In that, Coderre is speaking Manfred's language. The Commissioner has made it clear that he's interested both in attracting youth to baseball and spreading the game internationally, with a particular focus on Canada and Mexico.
Continued Coderre: "We spoke about [how] to get back a team -- should [we] talk about expanding or move [an existing] team? But we spoke about baseball. We spoke about the love of the sport. Because it's a bottom-up issue. Yeah, that's the cliché of 'Field of Dreams.' If you build it, they will come. But clearly, I wanted to show it's not just about to gain back a team. It's about how can we revitalize baseball in other markets.
"People love to talk about baseball. There is a buzz right now, but it's more than just a trend. People are going back to that cap from the Expos. They love to show that logo again. They feel something and they want to do it."

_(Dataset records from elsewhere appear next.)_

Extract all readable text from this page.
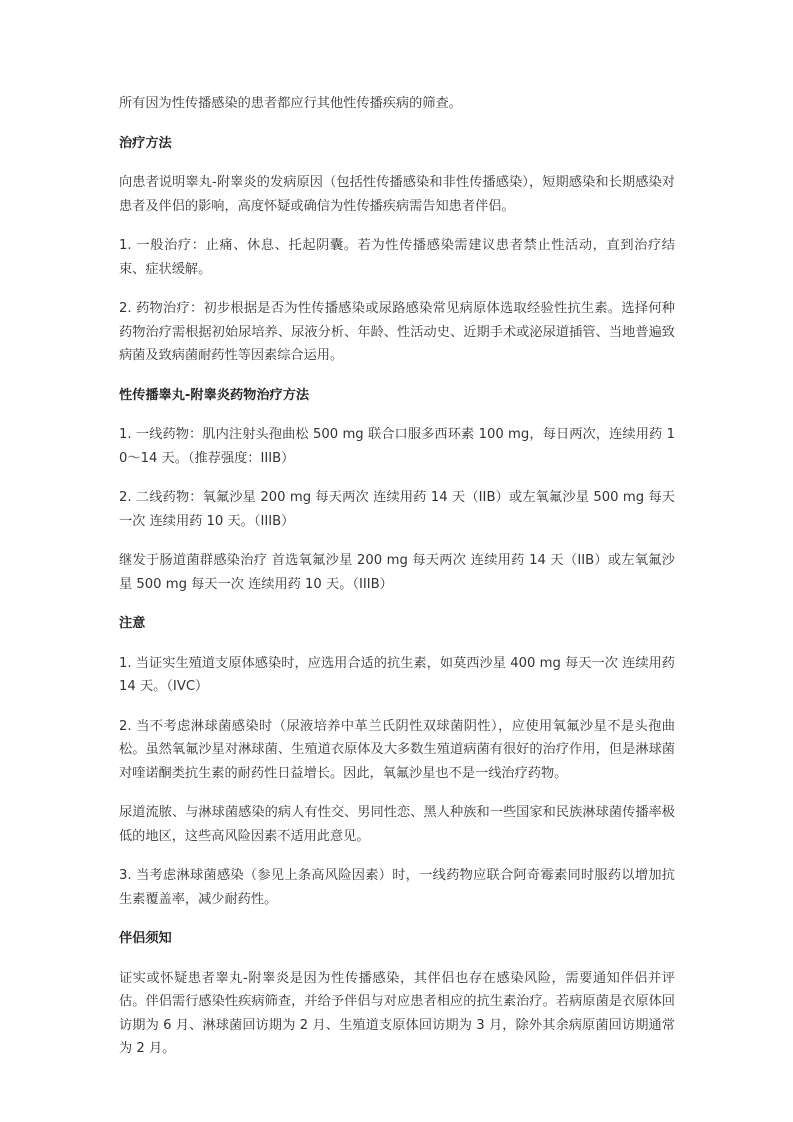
所有因为性传播感染的患者都应行其他性传播疾病的筛查。

治疗方法

向患者说明睾丸-附睾炎的发病原因（包括性传播感染和非性传播感染），短期感染和长期感染对患者及伴侣的影响，高度怀疑或确信为性传播疾病需告知患者伴侣。

1. 一般治疗：止痛、休息、托起阴囊。若为性传播感染需建议患者禁止性活动，直到治疗结束、症状缓解。

2. 药物治疗：初步根据是否为性传播感染或尿路感染常见病原体选取经验性抗生素。选择何种药物治疗需根据初始尿培养、尿液分析、年龄、性活动史、近期手术或泌尿道插管、当地普遍致病菌及致病菌耐药性等因素综合运用。

性传播睾丸-附睾炎药物治疗方法

1. 一线药物：肌内注射头孢曲松 500 mg 联合口服多西环素 100 mg，每日两次，连续用药 10～14 天。（推荐强度：IIIB）

2. 二线药物：氧氟沙星 200 mg 每天两次 连续用药 14 天（IIB）或左氧氟沙星 500 mg 每天一次 连续用药 10 天。（IIIB）

继发于肠道菌群感染治疗 首选氧氟沙星 200 mg 每天两次 连续用药 14 天（IIB）或左氧氟沙星 500 mg 每天一次 连续用药 10 天。（IIIB）

注意

1. 当证实生殖道支原体感染时，应选用合适的抗生素，如莫西沙星 400 mg 每天一次 连续用药 14 天。（IVC）

2. 当不考虑淋球菌感染时（尿液培养中革兰氏阴性双球菌阴性），应使用氧氟沙星不是头孢曲松。虽然氧氟沙星对淋球菌、生殖道衣原体及大多数生殖道病菌有很好的治疗作用，但是淋球菌对喹诺酮类抗生素的耐药性日益增长。因此，氧氟沙星也不是一线治疗药物。

尿道流脓、与淋球菌感染的病人有性交、男同性恋、黑人种族和一些国家和民族淋球菌传播率极低的地区，这些高风险因素不适用此意见。

3. 当考虑淋球菌感染（参见上条高风险因素）时，一线药物应联合阿奇霉素同时服药以增加抗生素覆盖率，减少耐药性。

伴侣须知

证实或怀疑患者睾丸-附睾炎是因为性传播感染，其伴侣也存在感染风险，需要通知伴侣并评估。伴侣需行感染性疾病筛查，并给予伴侣与对应患者相应的抗生素治疗。若病原菌是衣原体回访期为 6 月、淋球菌回访期为 2 月、生殖道支原体回访期为 3 月，除外其余病原菌回访期通常为 2 月。
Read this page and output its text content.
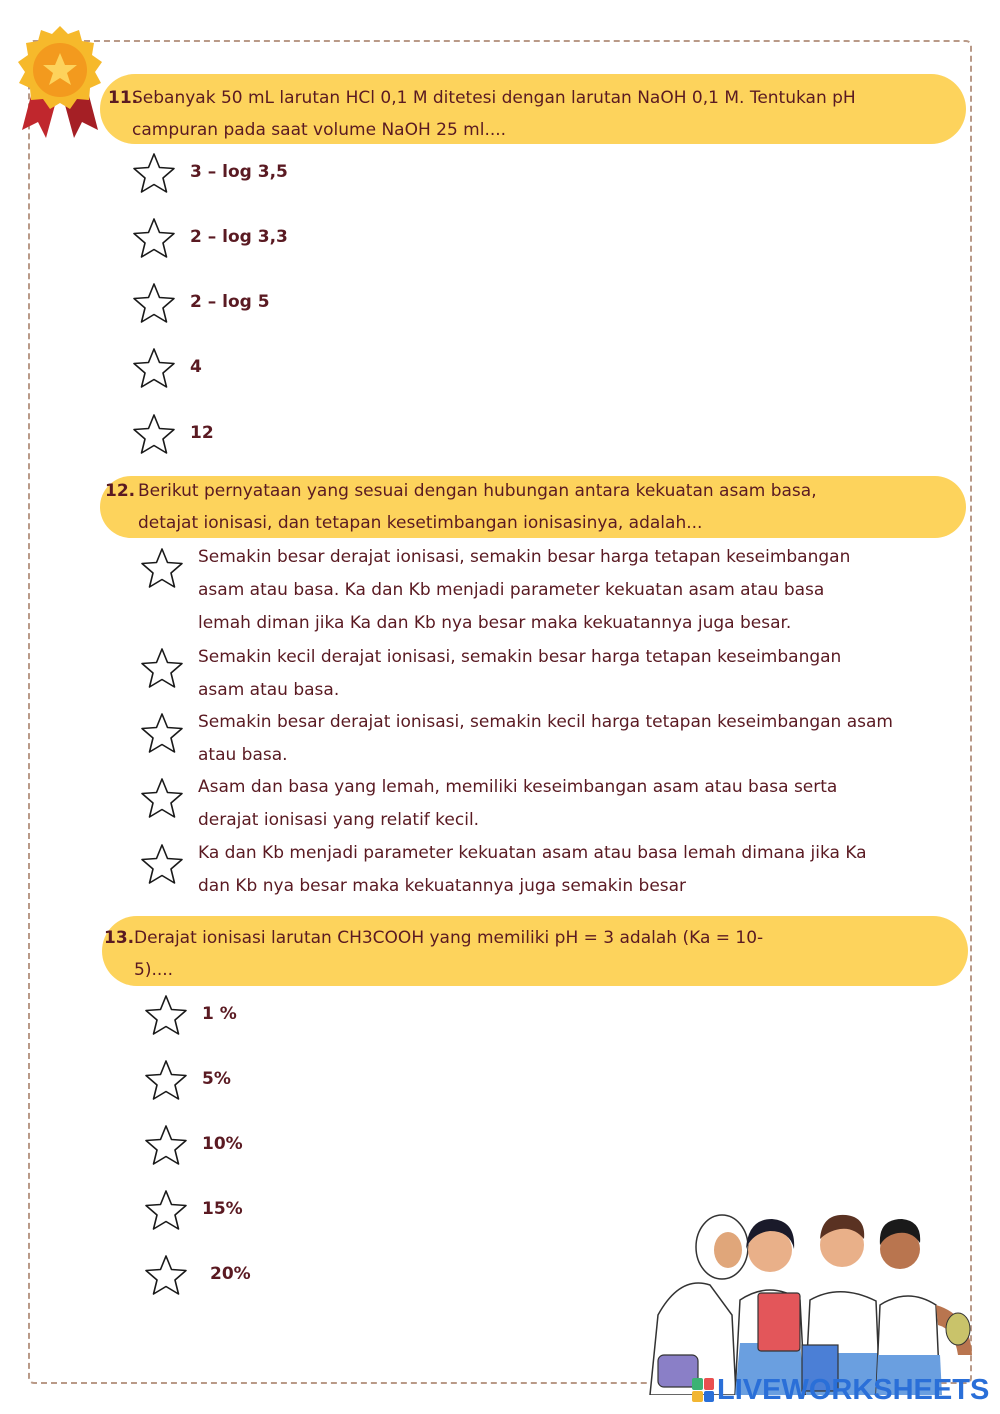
11.
Sebanyak 50 mL larutan HCl 0,1 M ditetesi dengan larutan NaOH 0,1 M. Tentukan pH
campuran pada saat volume NaOH 25 ml....
3 – log 3,5
2 – log 3,3
2 – log 5
4
12
12. Berikut pernyataan yang sesuai dengan hubungan antara kekuatan asam basa,
detajat ionisasi, dan tetapan kesetimbangan ionisasinya, adalah...
Semakin besar derajat ionisasi, semakin besar harga tetapan keseimbangan
asam atau basa. Ka dan Kb menjadi parameter kekuatan asam atau basa
lemah diman jika Ka dan Kb nya besar maka kekuatannya juga besar.
Semakin kecil derajat ionisasi, semakin besar harga tetapan keseimbangan
asam atau basa.
Semakin besar derajat ionisasi, semakin kecil harga tetapan keseimbangan asam
atau basa.
Asam dan basa yang lemah, memiliki keseimbangan asam atau basa serta
derajat ionisasi yang relatif kecil.
Ka dan Kb menjadi parameter kekuatan asam atau basa lemah dimana jika Ka
dan Kb nya besar maka kekuatannya juga semakin besar
13. Derajat ionisasi larutan CH3COOH yang memiliki pH = 3 adalah (Ka = 10-
5)....
1 %
5%
10%
15%
20%
LIVEWORKSHEETS
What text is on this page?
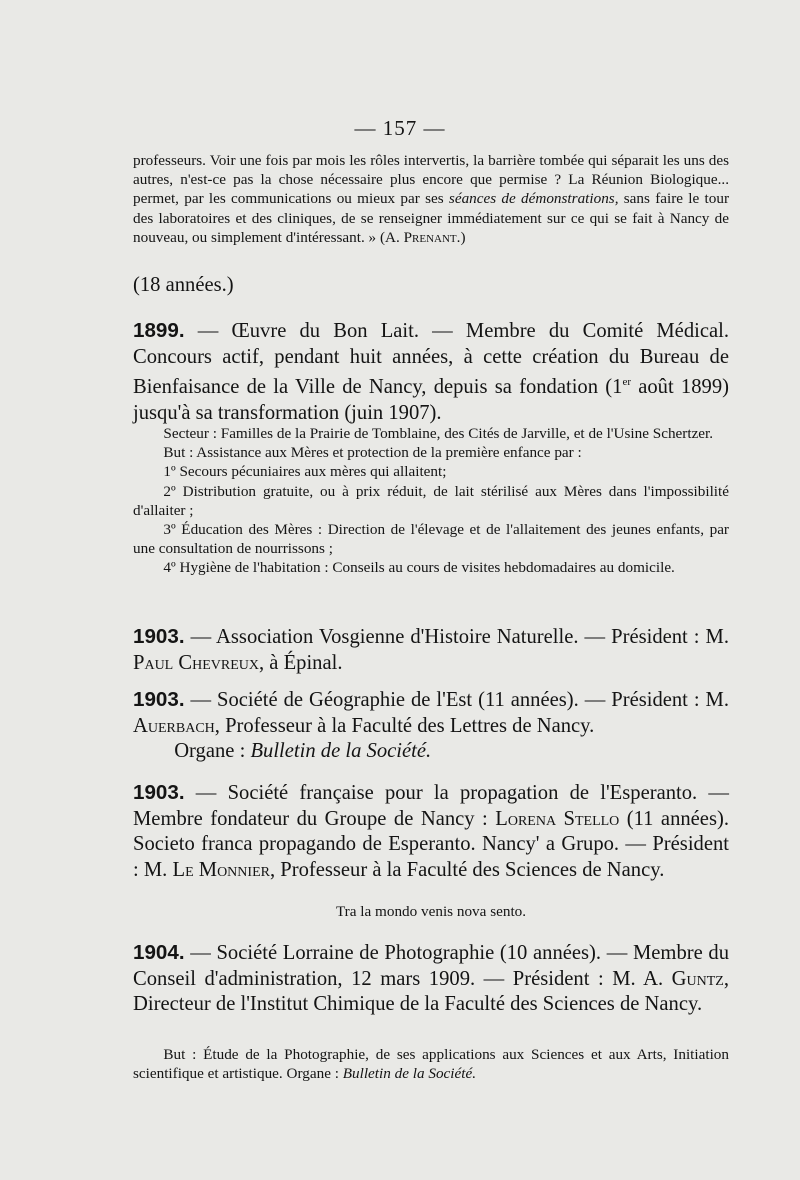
— 157 —

professeurs. Voir une fois par mois les rôles intervertis, la barrière tombée qui séparait les uns des autres, n'est-ce pas la chose nécessaire plus encore que permise ? La Réunion Biologique... permet, par les communications ou mieux par ses séances de démonstrations, sans faire le tour des laboratoires et des cliniques, de se renseigner immédiatement sur ce qui se fait à Nancy de nouveau, ou simplement d'intéressant. » (A. Prenant.)

(18 années.)

1899. — Œuvre du Bon Lait. — Membre du Comité Médical. Concours actif, pendant huit années, à cette création du Bureau de Bienfaisance de la Ville de Nancy, depuis sa fondation (1er août 1899) jusqu'à sa transformation (juin 1907).

Secteur : Familles de la Prairie de Tomblaine, des Cités de Jarville, et de l'Usine Schertzer.

But : Assistance aux Mères et protection de la première enfance par :

1º Secours pécuniaires aux mères qui allaitent;

2º Distribution gratuite, ou à prix réduit, de lait stérilisé aux Mères dans l'impossibilité d'allaiter ;

3º Éducation des Mères : Direction de l'élevage et de l'allaitement des jeunes enfants, par une consultation de nourrissons ;

4º Hygiène de l'habitation : Conseils au cours de visites hebdomadaires au domicile.

1903. — Association Vosgienne d'Histoire Naturelle. — Président : M. Paul Chevreux, à Épinal.

1903. — Société de Géographie de l'Est (11 années). — Président : M. Auerbach, Professeur à la Faculté des Lettres de Nancy.

Organe : Bulletin de la Société.

1903. — Société française pour la propagation de l'Esperanto. — Membre fondateur du Groupe de Nancy : Lorena Stello (11 années). Societo franca propagando de Esperanto. Nancy' a Grupo. — Président : M. Le Monnier, Professeur à la Faculté des Sciences de Nancy.

Tra la mondo venis nova sento.

1904. — Société Lorraine de Photographie (10 années). — Membre du Conseil d'administration, 12 mars 1909. — Président : M. A. Guntz, Directeur de l'Institut Chimique de la Faculté des Sciences de Nancy.

But : Étude de la Photographie, de ses applications aux Sciences et aux Arts, Initiation scientifique et artistique. Organe : Bulletin de la Société.
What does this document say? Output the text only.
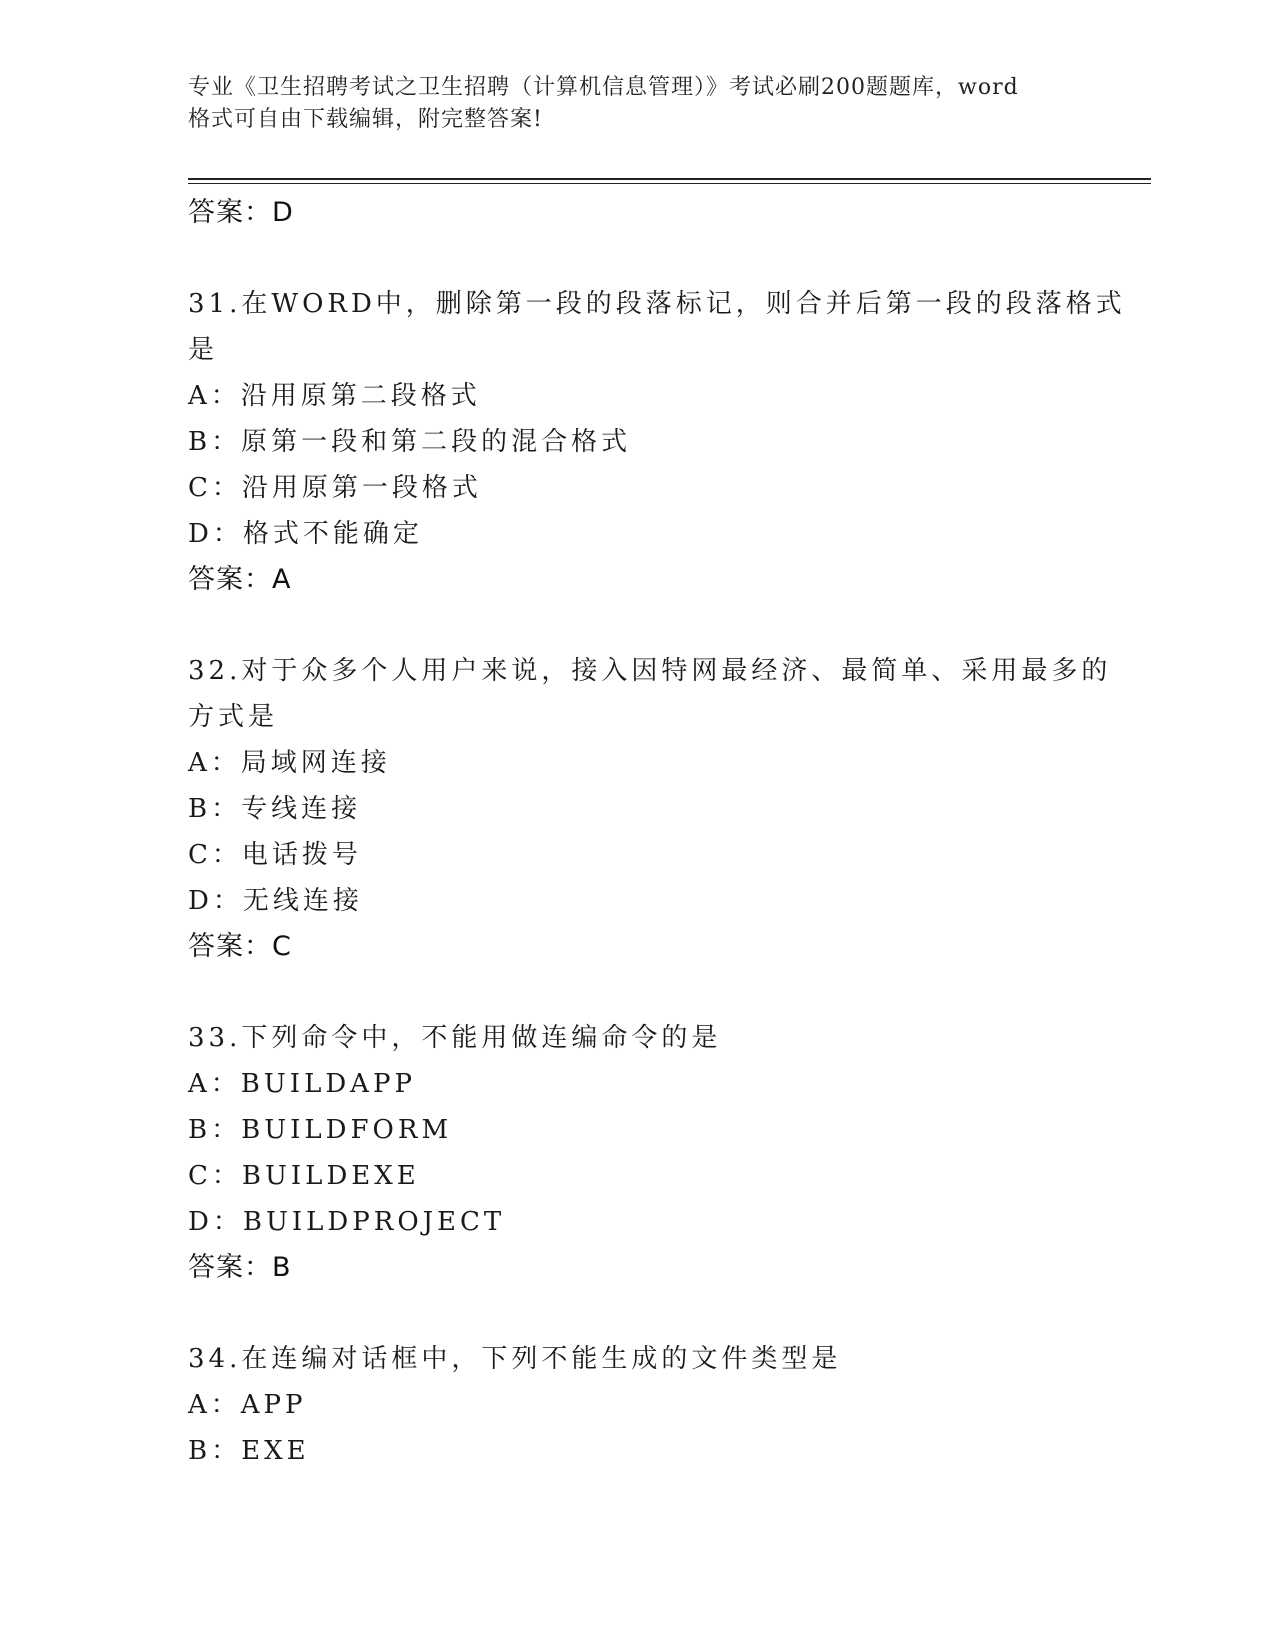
专业《卫生招聘考试之卫生招聘（计算机信息管理）》考试必刷200题题库，word
格式可自由下载编辑，附完整答案!
答案：D
31.在WORD中，删除第一段的段落标记，则合并后第一段的段落格式
是
A：沿用原第二段格式
B：原第一段和第二段的混合格式
C：沿用原第一段格式
D：格式不能确定
答案：A
32.对于众多个人用户来说，接入因特网最经济、最简单、采用最多的
方式是
A：局域网连接
B：专线连接
C：电话拨号
D：无线连接
答案：C
33.下列命令中，不能用做连编命令的是
A：BUILDAPP
B：BUILDFORM
C：BUILDEXE
D：BUILDPROJECT
答案：B
34.在连编对话框中，下列不能生成的文件类型是
A：APP
B：EXE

Manfred said at last week's Owners Meetings that while he doesn't think expansion is imminent, he wouldn't rule it out for the next five to 10 years.
Coderre expects the Blue Jays to support Montreal's bid.
"There is room for another team in Canada," he said. "There is a market. Can you imagine to have the Blue Jays or the Yankees or the Red Sox coming to Montreal? Even the Dodgers.
"I can't wait to avenge Blue Monday, but that's another story," Coderre added, referencing the infamous Expos loss to the Dodgers on a ninth-inning home run by Rick Monday in the deciding game of the 1981 National League Championship Series.
Several issues forced the Expos' move to Washington, but the biggest one was the inability to get a new stadium built. The mayor brushed that aside for the moment.
"It's a step-by-step approach," Coderre said. "First things first. It's not part of our priority right now in 2015, but I spoke about the plan and we'll see what happens.
"I'm not going to negotiate publicly, but if we put up the table, then we'll serve the menu."